Angelo and Omar Binno

Fair Game: The Quest for Equality in An Unfair Environment

By Omar Binno

In 2005, my brother Angelo, who was born blind, began looking into applying for Law School. In 2008 and 2010, he took the LSAT and was unable to pass because of the ‘Games’ section of the test. This is a section that requires the visual faculties of the individual in order to draw pictures. Angelo’s case caught the attention of well-known attorney, Sam Bernstein and his firm. Bernstein, who also has a blind son, knew first-hand the difficulties and the injustice of the problem that Angelo was facing. The firm took him on as a client and initiated a lawsuit against the American Bar Association, which the firm paid for entirely. Sam Bernstein’s son, Richard, who now sits as one of the judges on the Michigan Supreme Court, eventually spearheaded the case, and shortly after that, attorney Jason Turkish of Nyman Turkish was brought on board. The lawsuit spanned a six-year period in which the media also became heavily involved in order to exploit the issues with the visual section of the Bar exam.

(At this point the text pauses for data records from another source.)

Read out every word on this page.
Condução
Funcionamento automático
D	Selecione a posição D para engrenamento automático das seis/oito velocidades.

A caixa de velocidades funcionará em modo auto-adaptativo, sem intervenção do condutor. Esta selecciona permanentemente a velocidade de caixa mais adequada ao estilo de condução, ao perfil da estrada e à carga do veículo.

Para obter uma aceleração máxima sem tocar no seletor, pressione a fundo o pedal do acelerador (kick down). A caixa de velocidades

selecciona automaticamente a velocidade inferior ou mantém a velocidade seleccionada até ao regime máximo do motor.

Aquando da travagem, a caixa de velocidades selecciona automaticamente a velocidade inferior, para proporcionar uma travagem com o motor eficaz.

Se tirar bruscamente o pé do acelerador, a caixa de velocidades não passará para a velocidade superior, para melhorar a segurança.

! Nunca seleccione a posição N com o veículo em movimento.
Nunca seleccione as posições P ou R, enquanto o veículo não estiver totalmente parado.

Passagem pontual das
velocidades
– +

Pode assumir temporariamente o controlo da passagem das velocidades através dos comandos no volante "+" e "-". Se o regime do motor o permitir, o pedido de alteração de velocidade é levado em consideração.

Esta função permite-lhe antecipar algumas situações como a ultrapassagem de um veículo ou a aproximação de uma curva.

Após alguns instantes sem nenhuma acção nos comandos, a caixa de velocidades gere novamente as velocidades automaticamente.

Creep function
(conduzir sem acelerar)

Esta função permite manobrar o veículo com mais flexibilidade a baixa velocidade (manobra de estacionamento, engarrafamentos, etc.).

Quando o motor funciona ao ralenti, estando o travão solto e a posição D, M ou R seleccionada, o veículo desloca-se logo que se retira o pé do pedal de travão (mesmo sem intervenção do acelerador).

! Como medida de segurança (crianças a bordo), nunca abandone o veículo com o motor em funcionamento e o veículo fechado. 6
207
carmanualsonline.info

For Angelo and me, both being blind, growing up during the 80s and 90s was a unique experience. In the mid-80s, technology began emerging which enabled blind and other disabled individuals to use computers for various tasks. This especially became helpful for school projects that involved word processing. In 1990, the ‘Americans With Disabilities Act,’ (ADA) was passed. “The ADA is a civil rights law that prohibits discrimination against individuals with disabilities in all areas of public life, including jobs, schools, transportation, and all public and private places that are open to the general public. It guarantees equal opportunity for individuals with disabilities in public accommodations, employment, transportation, state and local government services, and telecommunications.”

Despite the passing of the ADA, there are many barriers that still need overcoming in the real world. Public facilities began adapting to the needs of disabled individuals by building ramps for wheelchair accessibility, and putting braille labels on elevators. Yet, the bigger issues, such as: generating employment for blind and other disabled individuals, and providing efficient and cost-effective public transportation are major hurdles that still stubbornly persist. I can personally attest to the difficulty of finding employment as a blind person, even after graduating as a Summa Cum Laude with a Bachelor’s Degree in English Literature and Communications, and a Master’s degree in Marketing and Public Relations, both from the University Of Detroit Mercy. In fact, according to the National Federation of the Blind, approximately 66% of blind adults capable of working are unemployed. –

At the beginning of 2017, Angelo and the attorneys lost the case based on the contention that they were suing the wrong organization. The attorneys now plan on pursuing a lawsuit with the Law School Admissions Council, (LSAC.) However, this proves, yet again, that the laws created and regulated by the ADA still lack the necessary reinforcement to solidify the act both in the public and private sectors. In a time where equality is so adamantly sought and promoted by the media, Angelo’s case is an immense and needless stepping stone for someone trying to pursue his aspirations.

My own experiences and those of Angelo’s in high school and college, with note takers, scribes, and even guides from class to class until we learned the facilities, were exceptionally well. Any of the institutions we attended were highly accommodating in terms of providing the necessary means for us to succeed in our classes. There are, however, still many areas wherein the ADA has not been as providential or triumphant. In a lot of cases, employers are extremely reluctant or even unwilling to learn of what a blind or other disabled individual is capable of doing. Rather than asking if a person can perform a certain task, they simply shut the opportunity and the individual down by rejecting them with a generic “we’ll keep your information on file if we have a need for you in the future” letter.

Public transportation is also another obstacle for those who are disabled. It’s common knowledge that Michigan has the worst public transportation/transit system in the entire country. Angelo and I both use Uber and, even though it’s much more cost-efficient than a cab company, more affordable public transportation would still be the preferred option. Since it doesn’t exist, though, we’re confined to using Uber until driverless cars become the norm.

I don’t think there’s a simple solution to correcting these issues. That doesn’t mean I’m pessimistic about a resolution, either. As with any other worthy cause, the most important element to success in this particular game is a constant voice that urges those in the game to keep going. Angelo has often felt disheartened throughout this lawsuit and has doubts that he’ll ever get to Law School. My advice to him has constantly been, “You may or may not get to live out that dream, but you’ve got to keep fighting and lead the way for those who will come after you’re gone.” This isn’t a battle, it’s a war; a war in which only an unwavering will can plant the seeds to break the real barriers that still exist for the disabled community.

About the author

Omar Binno received his Bachelor’s Degree from the University Of Detroit Mercy with a double major in English Literature and Communications, and a Master’s Degree from the University of Detroit Mercy in Public Relations and Marketing. He currently owns his own recording studio and his own band, ‘D’Town Rewind.’